Deep Object Pose Estimation for Semantic Robotic Grasping of Household Objects
Jonathan Tremblay, Thang To, Balakumar Sundaralingam, Yu Xiang, Dieter Fox, Stan Birchfield
TL;DR
This work tackles the problem of estimating six-degree-of-freedom ($6$-DoF) pose for known rigid objects from a single RGB image in clutter to enable real-time semantic grasping. It introduces DOPE, a two-stage pipeline where a multi-stage convnet outputs 2D keypoint belief maps and vector fields, and a PnP step recovers each object’s pose; the network is trained entirely on synthetic data generated by combining domain randomization with photorealistic FAT scenes in Unreal Engine 4 via the NDDS plugin. Results show that synthetic-only training can match or exceed models trained on real data, generalize to extreme lighting, and support real-time robotic manipulation with a Baxter robot. The approach reduces reliance on labeled real data and offers robust pose estimation across varied environments, with potential impact on household object manipulation and service robotics.
Abstract
Using synthetic data for training deep neural networks for robotic manipulation holds the promise of an almost unlimited amount of pre-labeled training data, generated safely out of harm's way.
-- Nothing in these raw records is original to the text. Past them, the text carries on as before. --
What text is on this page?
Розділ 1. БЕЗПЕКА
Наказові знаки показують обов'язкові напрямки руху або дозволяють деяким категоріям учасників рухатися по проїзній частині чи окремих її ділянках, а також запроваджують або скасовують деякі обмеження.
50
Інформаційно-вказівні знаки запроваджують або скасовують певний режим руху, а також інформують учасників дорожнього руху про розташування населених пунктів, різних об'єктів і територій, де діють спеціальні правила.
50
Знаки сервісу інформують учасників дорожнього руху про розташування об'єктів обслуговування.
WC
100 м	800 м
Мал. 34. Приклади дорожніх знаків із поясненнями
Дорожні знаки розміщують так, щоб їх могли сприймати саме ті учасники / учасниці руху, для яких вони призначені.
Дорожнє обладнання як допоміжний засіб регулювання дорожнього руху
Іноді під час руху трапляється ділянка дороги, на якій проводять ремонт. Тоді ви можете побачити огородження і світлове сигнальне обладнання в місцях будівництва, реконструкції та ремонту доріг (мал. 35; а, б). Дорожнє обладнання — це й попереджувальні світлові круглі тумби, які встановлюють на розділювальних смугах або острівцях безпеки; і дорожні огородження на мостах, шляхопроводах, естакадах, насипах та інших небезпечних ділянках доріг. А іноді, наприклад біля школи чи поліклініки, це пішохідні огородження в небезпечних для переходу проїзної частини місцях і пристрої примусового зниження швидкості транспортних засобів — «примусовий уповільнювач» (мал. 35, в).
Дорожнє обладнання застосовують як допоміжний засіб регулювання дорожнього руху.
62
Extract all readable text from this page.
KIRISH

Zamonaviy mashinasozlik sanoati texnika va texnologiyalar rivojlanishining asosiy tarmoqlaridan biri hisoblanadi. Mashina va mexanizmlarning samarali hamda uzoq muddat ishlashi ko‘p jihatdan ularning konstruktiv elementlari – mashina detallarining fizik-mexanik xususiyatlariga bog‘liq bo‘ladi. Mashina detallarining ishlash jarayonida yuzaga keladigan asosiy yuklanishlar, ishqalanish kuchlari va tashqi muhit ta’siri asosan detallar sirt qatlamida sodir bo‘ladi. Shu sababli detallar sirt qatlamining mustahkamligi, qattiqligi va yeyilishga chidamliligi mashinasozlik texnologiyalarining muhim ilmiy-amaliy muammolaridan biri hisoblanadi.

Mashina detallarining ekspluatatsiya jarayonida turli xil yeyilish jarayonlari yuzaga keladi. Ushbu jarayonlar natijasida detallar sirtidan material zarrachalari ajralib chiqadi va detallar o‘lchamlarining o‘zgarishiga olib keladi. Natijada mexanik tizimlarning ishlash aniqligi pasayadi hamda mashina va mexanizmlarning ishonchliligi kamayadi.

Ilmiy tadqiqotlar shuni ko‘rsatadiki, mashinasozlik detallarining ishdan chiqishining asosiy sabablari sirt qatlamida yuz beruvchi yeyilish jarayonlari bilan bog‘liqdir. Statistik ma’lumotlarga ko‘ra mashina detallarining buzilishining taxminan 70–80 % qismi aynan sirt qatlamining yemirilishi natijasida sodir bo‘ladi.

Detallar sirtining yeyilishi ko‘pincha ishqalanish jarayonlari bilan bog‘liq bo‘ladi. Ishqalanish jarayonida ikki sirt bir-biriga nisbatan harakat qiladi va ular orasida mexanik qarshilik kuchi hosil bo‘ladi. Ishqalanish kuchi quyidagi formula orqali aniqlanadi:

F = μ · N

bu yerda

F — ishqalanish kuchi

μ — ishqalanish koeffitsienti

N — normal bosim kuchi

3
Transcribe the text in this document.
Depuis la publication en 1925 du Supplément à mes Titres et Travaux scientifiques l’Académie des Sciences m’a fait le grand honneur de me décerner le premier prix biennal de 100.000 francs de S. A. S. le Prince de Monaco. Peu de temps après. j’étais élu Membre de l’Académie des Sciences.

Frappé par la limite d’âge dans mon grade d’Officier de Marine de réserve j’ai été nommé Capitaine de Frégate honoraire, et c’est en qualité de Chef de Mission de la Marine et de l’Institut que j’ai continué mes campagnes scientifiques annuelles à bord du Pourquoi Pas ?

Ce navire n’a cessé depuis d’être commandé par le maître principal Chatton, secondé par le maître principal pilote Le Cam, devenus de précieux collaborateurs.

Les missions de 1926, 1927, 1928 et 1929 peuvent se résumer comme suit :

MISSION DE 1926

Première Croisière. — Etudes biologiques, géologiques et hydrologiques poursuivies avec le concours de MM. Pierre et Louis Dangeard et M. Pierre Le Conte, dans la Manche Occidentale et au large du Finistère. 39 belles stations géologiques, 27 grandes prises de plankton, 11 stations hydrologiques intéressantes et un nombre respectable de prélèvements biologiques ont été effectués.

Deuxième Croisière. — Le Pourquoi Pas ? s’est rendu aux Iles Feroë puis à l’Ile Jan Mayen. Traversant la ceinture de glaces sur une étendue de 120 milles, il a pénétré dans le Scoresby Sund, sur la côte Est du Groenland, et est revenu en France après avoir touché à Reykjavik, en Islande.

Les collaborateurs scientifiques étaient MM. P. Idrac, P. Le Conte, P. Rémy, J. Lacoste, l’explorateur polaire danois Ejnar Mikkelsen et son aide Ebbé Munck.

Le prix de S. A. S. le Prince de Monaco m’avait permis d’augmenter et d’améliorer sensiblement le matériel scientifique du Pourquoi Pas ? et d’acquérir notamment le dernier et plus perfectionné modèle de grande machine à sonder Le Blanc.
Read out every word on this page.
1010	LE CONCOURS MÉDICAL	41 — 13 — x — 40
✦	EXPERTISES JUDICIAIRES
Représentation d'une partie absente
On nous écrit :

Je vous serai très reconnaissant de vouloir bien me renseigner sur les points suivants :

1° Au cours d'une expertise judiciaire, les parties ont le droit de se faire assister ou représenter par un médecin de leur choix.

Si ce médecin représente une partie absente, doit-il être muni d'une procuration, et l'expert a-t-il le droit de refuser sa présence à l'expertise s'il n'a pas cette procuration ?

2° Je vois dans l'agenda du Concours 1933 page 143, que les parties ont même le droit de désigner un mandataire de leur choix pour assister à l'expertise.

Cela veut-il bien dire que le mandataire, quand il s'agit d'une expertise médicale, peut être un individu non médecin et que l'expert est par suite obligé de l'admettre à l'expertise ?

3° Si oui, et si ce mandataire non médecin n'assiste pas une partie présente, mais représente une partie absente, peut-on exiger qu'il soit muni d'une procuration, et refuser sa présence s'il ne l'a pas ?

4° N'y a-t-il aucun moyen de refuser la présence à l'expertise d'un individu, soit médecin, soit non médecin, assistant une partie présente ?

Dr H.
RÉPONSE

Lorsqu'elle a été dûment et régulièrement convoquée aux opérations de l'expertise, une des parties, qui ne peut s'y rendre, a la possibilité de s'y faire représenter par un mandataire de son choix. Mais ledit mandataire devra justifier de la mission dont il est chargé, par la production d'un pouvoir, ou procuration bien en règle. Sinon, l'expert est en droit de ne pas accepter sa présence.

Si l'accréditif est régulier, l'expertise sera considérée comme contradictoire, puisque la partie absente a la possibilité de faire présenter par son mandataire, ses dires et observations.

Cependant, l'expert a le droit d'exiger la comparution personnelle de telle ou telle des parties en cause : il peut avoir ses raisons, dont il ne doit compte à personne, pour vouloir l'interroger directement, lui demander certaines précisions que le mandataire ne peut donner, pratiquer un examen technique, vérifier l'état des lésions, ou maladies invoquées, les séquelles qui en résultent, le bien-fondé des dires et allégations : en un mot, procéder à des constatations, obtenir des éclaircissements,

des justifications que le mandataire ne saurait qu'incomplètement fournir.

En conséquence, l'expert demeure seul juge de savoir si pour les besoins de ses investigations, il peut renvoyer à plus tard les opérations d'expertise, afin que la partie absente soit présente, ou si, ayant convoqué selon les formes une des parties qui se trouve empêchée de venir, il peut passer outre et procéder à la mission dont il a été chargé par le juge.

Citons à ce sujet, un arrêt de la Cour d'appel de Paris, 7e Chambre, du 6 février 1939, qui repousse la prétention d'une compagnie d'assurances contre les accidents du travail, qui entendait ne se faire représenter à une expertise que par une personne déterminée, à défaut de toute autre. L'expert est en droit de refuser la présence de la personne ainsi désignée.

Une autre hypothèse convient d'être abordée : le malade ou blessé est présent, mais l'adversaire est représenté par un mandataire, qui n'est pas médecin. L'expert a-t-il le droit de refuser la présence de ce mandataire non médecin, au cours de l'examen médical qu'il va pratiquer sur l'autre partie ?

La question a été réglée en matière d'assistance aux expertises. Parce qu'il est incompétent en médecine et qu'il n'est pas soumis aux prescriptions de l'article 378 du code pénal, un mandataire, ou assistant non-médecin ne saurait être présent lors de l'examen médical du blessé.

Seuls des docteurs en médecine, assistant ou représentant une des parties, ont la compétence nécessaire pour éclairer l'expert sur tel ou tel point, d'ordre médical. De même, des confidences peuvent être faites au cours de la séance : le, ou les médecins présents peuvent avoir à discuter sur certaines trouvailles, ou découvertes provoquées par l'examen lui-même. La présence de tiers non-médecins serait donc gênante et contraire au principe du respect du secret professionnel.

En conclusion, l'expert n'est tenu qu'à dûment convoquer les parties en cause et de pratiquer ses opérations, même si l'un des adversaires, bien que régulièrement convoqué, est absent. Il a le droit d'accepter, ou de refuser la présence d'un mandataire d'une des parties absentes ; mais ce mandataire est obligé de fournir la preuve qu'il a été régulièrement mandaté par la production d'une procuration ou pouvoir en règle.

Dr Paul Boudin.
One of the key challenges of synthetic data, to date, has been to bridge the so-called reality gap, so that networks trained on synthetic data operate correctly when exposed to real-world data. We explore the reality gap in the context of 6-DoF pose estimation of known objects from a single RGB image. We show that for this problem the reality gap can be successfully spanned by a simple combination of domain randomized and photorealistic data. Using synthetic data generated in this manner, we introduce a one-shot deep neural network that is able to perform competitively against a state-of-the-art network trained on a combination of real and synthetic data. To our knowledge, this is the first deep network trained only on synthetic data that is able to achieve state-of-the-art performance on 6-DoF object pose estimation. Our network also generalizes better to novel environments including extreme lighting conditions, for which we show qualitative results. Using this network we demonstrate a real-time system estimating object poses with sufficient accuracy for real-world semantic grasping of known household objects in clutter by a real robot.